Back in September of 2011, Oz had Dr. Andrew Li of the Angiogenesis Foundation on his show to share a revolutionary diet that will greatly decrease the odds of ever getting ovarian cancer. If you're like me, you may be wondering what angiogenesis is and why it has its own foundation. And if you're really like me, you will go ahead and Google that shit, because this isn't a science class and I'm not a teacher.
Teaching is what YouTube is for, among other things.
The diet in question was researched by the Ovarian Cancer National Alliance's Science And Medical Advisory Board and found to be lacking significant evidence backing its claims. You can go ahead and pick your jaw up off the floor, because I'm positive that news just shocked you.
At the end of the day, there's no sure-fire way to guarantee someone will or won't get cancer. It doesn't take a rocket scientist to know that a healthy diet and eating more veggies is basic common sense if you want to increase your odds of living a longer, disease-free life.
He Uses Reiki In The Operating Room
Dr Oz's wife is apparently some sort of Reiki master, so he's been big-time into it since forever. What is Reiki? According to Reiki.org, it's a technique for stress reduction that's administered by "laying on hands." It's supposed to tap into an unseen life energy that flows through all of us. You know the one.
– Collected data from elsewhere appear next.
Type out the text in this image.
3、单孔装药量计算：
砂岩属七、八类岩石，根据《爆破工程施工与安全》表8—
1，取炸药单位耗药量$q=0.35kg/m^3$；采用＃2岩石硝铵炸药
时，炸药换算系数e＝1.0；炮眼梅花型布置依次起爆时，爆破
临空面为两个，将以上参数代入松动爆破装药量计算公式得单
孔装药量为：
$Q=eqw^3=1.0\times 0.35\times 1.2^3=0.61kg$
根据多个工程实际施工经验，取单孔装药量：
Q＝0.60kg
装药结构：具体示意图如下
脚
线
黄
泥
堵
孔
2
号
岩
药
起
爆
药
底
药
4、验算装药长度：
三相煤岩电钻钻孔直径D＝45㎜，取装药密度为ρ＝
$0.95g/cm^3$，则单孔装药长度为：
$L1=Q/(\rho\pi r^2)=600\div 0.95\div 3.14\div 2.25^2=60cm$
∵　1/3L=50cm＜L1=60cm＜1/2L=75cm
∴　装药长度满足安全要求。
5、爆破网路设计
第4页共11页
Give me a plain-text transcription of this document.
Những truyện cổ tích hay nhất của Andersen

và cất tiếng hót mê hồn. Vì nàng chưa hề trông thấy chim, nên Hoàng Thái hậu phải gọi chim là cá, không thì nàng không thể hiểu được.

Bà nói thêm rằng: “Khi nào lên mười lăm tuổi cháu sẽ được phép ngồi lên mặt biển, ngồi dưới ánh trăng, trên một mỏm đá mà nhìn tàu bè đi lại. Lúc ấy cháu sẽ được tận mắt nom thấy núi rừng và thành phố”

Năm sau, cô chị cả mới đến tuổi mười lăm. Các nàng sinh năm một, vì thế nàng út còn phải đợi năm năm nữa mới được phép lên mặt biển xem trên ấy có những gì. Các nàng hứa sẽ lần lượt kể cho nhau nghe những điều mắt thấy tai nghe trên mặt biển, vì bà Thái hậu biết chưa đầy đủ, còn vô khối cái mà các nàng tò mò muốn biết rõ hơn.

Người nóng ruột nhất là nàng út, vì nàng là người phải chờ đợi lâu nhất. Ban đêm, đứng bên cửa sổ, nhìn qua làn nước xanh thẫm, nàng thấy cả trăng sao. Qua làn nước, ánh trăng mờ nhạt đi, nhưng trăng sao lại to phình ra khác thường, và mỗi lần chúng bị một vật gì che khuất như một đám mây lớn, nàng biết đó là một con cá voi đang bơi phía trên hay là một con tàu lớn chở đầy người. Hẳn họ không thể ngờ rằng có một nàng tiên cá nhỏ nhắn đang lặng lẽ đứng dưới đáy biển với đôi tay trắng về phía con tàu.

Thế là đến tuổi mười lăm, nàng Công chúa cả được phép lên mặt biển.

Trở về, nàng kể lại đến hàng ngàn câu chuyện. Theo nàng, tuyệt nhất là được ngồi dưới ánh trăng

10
Reiki has about as much of an impact on curing or healing diseases as reading this sentence does. But either Oz is super pussy-whipped, which leads to him making really bad medical decisions, or his wife really is a witch and he's under some crazy enchanted spell, because he has been incorporating Reiki into open-heart surgeries since long before he was on TV.
It's one thing if you believe in Reiki, black magic, or whatever voodoo you're into and practice it in your personal life because you find some kind of positive benefit from it. But I'm not sure the operating room is the place for seances and Ouija boards, unless it's an episode of Grey's Anatomy. Next thing you know, he'll be canceling surgeries because Mercury's in retrograde or his fourth chakra is clogged.
Nevertheless, because he is an actual medical doctor, an endorsement from Mehmet Oz can make pretty much anything seem credible to the untrained eye, which isn't at all lost on the people who practice this stuff. Name a crackpot diet fad or medical treatment, and you're almost sure to find a page like this to go along with it:
Don't worry if you can't read the text, it's all nonsense.
A paragraph full of the legitimate medical accomplishments of Dr. Oz followed by 17 more about some made up bullshit he's somehow found reason to endorse. The best Dr. Oz moment in that article, however, comes in the form of this quote:
His promotion of mysticism on what's supposed to be a medical show is an obvious matter of contention, and it's not just his use of Reiki. The Dr. Oz Show gives a platform to other magical beings, such as psychics and faith healers. One guest, Dr. Issam Nemeh, a former anesthesiologist turned faith healer, claimed to have used magic and acupuncture to cure a lung tumor and idiopathic pulmonary fibrosis.
And to think all Yoda ever did with The Force was get Luke's X-Wing out of the swamp. Slacker.